Official statistics released Friday indicated that consumer prices rose 4.47% from a year ago, falling short of all predictions in a Bloomberg survey of analysts, who predicted a median increase of 4.63%. Monthly inflation was 0.31%.
Due to a technical issue, Brazil’s statistics agency, known as IBGE, published Friday’s inflation data an hour earlier than planned. The error was reported in local media and commented on by economists.
The IBGE “is verifying what happened in order to take the necessary measures,” according to an email answer to press questions.
Swap rates on contracts due in January 2025, which reflect market sentiment about monetary policy at the end of the year, fell as much as eight basis points in morning trading as inflation slowed more than expected.
After reversing the price increase caused by the pandemic, policymakers intend to drop the benchmark Selic to 11.25% next week and cut interest rates another half-point in March. However, Brazilians are not yet in the clear. Households have been strained by rising commodity expenses, including food, and President Luiz Inacio Lula da Silva is growing apprehensive about an economic slowdown.
Crypto situation in Brazil
Towards the end of 2023, the Brazilian Senate passed new income-tax regulations that might result in citizens paying up to 15% on earnings from cryptocurrencies traded on global exchanges.
If President Luiz Inacio Lula da Silva signs off on the regulation, it should go into effect in 2024. The Chamber of Deputies adopted the bill.
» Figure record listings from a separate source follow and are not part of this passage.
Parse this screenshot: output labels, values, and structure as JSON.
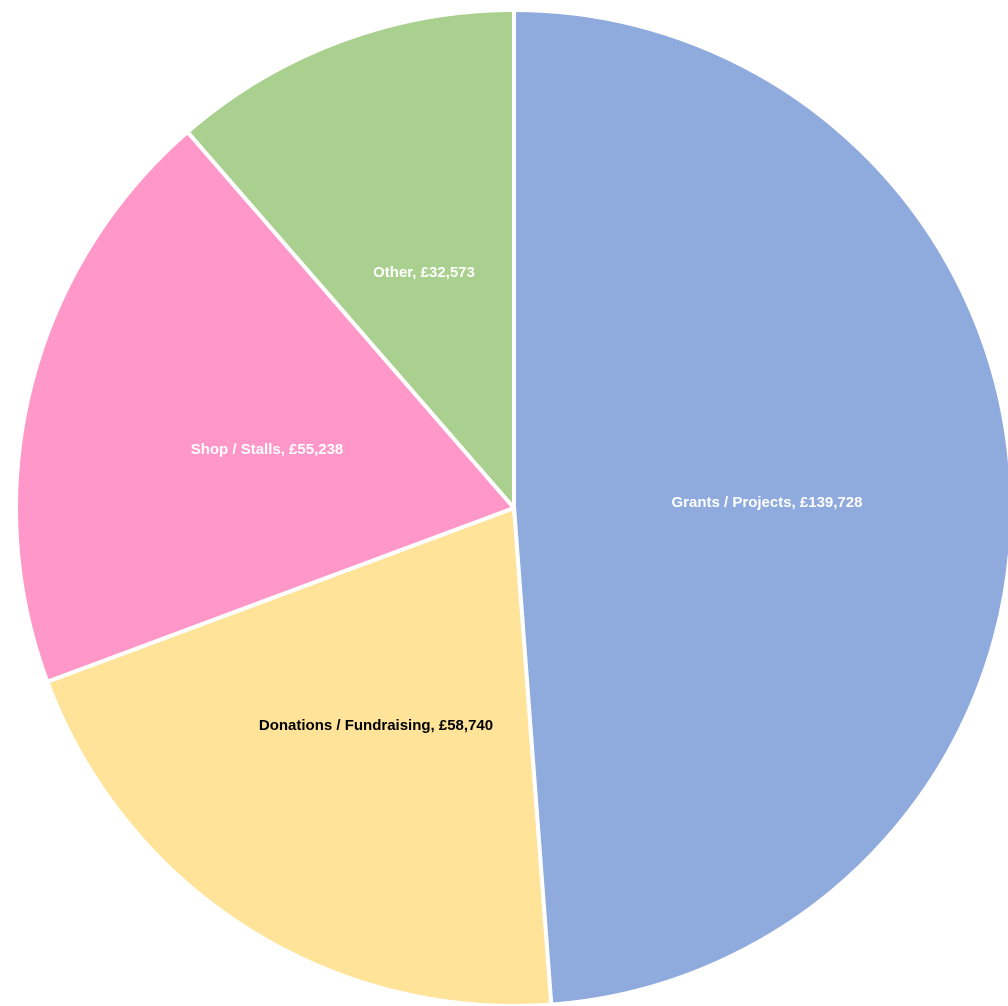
{
  "chart_data": {
    "type": "pie",
    "title": "",
    "slices": [
      {
        "label": "Grants / Projects",
        "value": 139728,
        "data_label": "Grants / Projects, £139,728",
        "color": "#8FAADC",
        "label_color": "#FFFFFF"
      },
      {
        "label": "Donations / Fundraising",
        "value": 58740,
        "data_label": "Donations / Fundraising, £58,740",
        "color": "#FFE399",
        "label_color": "#000000"
      },
      {
        "label": "Shop / Stalls",
        "value": 55238,
        "data_label": "Shop / Stalls, £55,238",
        "color": "#FF97C9",
        "label_color": "#FFFFFF"
      },
      {
        "label": "Other",
        "value": 32573,
        "data_label": "Other, £32,573",
        "color": "#A9D08E",
        "label_color": "#FFFFFF"
      }
    ],
    "start_angle_deg": 0,
    "direction": "clockwise",
    "slice_border_color": "#FFFFFF",
    "legend": "none"
  }
}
Brazilians who earn more than $1,200 from foreign exchanges or investment funds with a single shareholder would be affected. According to estimates, Brazil’s government has set a revenue target of $4 billion for these taxes in the coming year.
Brazilian Senator Rogerio Marinho criticized the measure, claiming that the administration imposed the levy owing to bad management. According to a Chainalysis analysis, cryptocurrencies have grown in popularity in Brazil, which now ranks ninth in terms of use.
Double-digit borrowing costs, which reduced annual inflation from its 2022 peak of more than 12%, are now a severe drag on the economy. With little room in the national budget for new spending, fiscal conservatives and investors fear President Luiz Inacio Lula da Silva would try to boost the economy through state stimulation.
This week, the communist government announced intentions to invest billions of euros to modernise critical economic sectors. President Luiz Inacio Lula da Silva claims that the reindustrialization push is important to help Brazil compete on the global arena, but markets fell on the announcement.